By Hugh Fitzgerald
An anti-Zionist academic, Susan Abulhawa, refused to participate in a panel discussion with a pro-Israel speaker. “University of Illinois Urbana-Champaign Academic Department Deletes Letter to Students Accusing Israel of ‘Genocide,’” by Dion J. Pierre, Algemeiner, January 5, 2024:
Later, the event was canceled after Abulhawa allegedly refused to share a stage with a Zionist. In its place, the school’s Graduate Employee Organization (GEO) held a panel in which UIUC Students for Justice in Palestine member Sara Hijab said, “I hope you realize the evil Zionism is and that it has no place anywhere in the world.” Labor and Employment Relations professor Augustus Wood added, “The armed resistance should not be referred to in crude inhumane terms such as terrorists,” apparently referring to Hamas….
So Abulhhawa and her colleague Laila El-Haddad did not appear after all.
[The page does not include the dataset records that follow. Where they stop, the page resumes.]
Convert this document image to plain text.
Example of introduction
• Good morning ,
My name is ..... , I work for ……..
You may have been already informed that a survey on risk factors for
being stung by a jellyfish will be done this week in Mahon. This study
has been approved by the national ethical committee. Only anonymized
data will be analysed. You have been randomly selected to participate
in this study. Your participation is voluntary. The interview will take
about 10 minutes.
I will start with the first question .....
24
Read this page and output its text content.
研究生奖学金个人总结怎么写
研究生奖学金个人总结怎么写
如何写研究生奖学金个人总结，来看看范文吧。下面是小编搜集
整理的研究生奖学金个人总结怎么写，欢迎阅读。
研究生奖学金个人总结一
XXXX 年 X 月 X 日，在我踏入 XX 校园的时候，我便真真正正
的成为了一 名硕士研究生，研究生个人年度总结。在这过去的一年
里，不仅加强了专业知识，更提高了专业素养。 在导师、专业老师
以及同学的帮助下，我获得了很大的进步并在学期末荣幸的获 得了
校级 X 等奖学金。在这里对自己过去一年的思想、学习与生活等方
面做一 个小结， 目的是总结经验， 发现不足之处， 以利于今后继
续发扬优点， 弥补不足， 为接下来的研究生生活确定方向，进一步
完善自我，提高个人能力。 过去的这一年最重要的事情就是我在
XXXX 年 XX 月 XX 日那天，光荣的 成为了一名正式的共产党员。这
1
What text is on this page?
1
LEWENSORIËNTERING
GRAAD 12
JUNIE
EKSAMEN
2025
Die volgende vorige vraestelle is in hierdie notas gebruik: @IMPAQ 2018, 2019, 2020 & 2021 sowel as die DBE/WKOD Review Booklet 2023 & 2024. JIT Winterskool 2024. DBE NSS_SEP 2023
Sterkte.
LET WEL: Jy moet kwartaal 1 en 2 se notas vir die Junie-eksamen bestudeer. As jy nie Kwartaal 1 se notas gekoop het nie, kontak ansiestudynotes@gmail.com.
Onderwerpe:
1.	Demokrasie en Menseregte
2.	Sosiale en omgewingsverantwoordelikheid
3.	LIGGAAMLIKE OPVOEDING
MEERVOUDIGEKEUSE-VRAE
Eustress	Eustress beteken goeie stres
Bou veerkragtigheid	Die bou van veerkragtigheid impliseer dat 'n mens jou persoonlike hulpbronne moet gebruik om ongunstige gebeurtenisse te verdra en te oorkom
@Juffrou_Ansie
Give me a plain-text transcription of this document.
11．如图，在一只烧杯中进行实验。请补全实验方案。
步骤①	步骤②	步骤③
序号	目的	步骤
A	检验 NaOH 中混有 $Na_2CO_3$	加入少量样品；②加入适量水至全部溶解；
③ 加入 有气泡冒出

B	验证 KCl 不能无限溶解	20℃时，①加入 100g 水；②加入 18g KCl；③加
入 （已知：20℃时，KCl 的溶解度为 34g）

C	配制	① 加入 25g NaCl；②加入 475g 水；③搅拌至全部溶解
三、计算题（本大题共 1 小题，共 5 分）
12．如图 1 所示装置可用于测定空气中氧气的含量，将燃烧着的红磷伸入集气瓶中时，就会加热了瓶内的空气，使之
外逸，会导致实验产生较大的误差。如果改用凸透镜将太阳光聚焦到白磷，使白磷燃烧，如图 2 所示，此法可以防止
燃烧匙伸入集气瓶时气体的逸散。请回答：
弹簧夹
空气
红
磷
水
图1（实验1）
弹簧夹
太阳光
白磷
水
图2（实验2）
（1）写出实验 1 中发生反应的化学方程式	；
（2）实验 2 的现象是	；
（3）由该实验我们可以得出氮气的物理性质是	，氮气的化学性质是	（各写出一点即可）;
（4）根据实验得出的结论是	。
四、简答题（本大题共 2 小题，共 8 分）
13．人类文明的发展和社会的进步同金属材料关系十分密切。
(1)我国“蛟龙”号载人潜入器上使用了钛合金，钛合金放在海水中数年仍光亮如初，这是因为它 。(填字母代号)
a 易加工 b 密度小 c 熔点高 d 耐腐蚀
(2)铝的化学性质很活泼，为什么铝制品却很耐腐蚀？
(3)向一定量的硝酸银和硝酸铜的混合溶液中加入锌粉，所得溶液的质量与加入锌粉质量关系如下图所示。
That panel discussion was cancelled because Abulhawa could not bring herself to appear on the same stage as a “Zionist.” But in its place, the Graduate Employee Organization put on a panel discussion that in its anti-Israel virulence did not disappoint. Sara Hijab of Students for Justice in Palestine described the “evil” of “Zionism,” and insisted that it “has no place anywhere in the world.” When she says this, she is calling for an end to the Jewish state, and its replacement by a twenty-third Arab state. Alone among the peoples of the world, the Jews are in her view not entitled to their own country. She would like us all to forget how Jews fared in their exile over thousands of years. She refuses to recognize that Jews have been living in what they call Eretz Israel, the Land of Israel, since 1500 B.C., more than two thousand years before there was a single Muslim in the area or, indeed, anywhere in the world.
What terms would Augustus Wood think appropriate to describe the Hamas terrorists who beheaded babies, burned children alive, gang-raped, tortured, and murdered young girls, sliced the breasts off women, gouged out the eyes and cut off the genitalia of men, murdered children in front of their parents and parents in front of their children? Are these Hamas murderers not deserving of having what he describes as “crude, inhumane” terms such as “terrorist” applied to them? Isn’t that what Hamas lives for — to “strike terror” in the hearts of Israelis? Unlike Augustus Wood, I don’t think that term —“terrorist” — is too harsh and “inhumane.” I think it is not harsh enough, to describe the fiendish glee with which Hamas killers tormented and murdered helpless Israelis.
Many universities, including some of the most prestigious, such as Harvard and MIT — where a Jewish faculty member has just resigned in protest at the failure of the administration to protect Jewish and Israeli students and faculty — have done nothing to protect Jewish students from harassment and bullying, apparently thinking the protection of such students on campus is not part of their remit. But if any group of students is being menaced, as Jewish students now are on so many campuses, how are they expected, given their anxiety, to be able to concentrate on their studies? How can they possibly learn? University administrators need to study Title VI of the Civil Rights Act, wherein they will find that they have a duty to protect all students from intimidation and harassment on the basis of their ethnicity, race, or religion.
Two university presidents have had to resign for failing to recognize their duty to punish antisemitic threats and attacks on their campuses. More will follow, as the complaints by Jewish students and faculty about antisemitic behavior going unpunished on other campuses become public, and spread far and wide on social media. Congress is now set to open an investigation into the matter. Bill Ackman, the Harvard alumnus and billionaire hedge fund owner who, enraged by Claudine Gay’s “it depends on the context” response when asked by a congresswoman whether antisemitic bullying violated Harvard’s code of conduct, has now stopped his contributions to his alma mater, and urged other rich alumni to do the same.
Now that the broad public has been made aware of the antisemitism on campuses, and administrators have been put on notice, both by alumni and by Congress, that they need to do much more to make campuses safe for Jewish students and faculty, the pro-Palestinian groups are going to face a very different, less forgiving atmosphere. They won’t be allowed to spread their hate as they have done until now. No more yelling about “globalize the Intifada.” Slogans that call for the eradication of Israel, such as “From the river to the sea/Palestine will be free,” will not go unpunished. No more will these anti-Israel groups be able to surround single Jewish students and prevent them from moving, all the while yelling hate speech at them. No longer will they get away with blocking them from entering buildings, or banging menacingly on doors of classrooms where Jewish students have barricaded themselves inside, afraid of being assaulted. Administrators have gotten the message; campus and regular police will disperse those anti-Israel mobs, and arrest those among them who refuse to do so.
And now Congressional Republicans have announced they are opening an investigation into antisemitism on American campuses. That’s just the beginning. They also want to study the effects of the DEI madness — the unholy trinity of “Diversity, Equity, and Inclusion” — on faculty hiring and promotion, course offerings, and more. Things are looking up.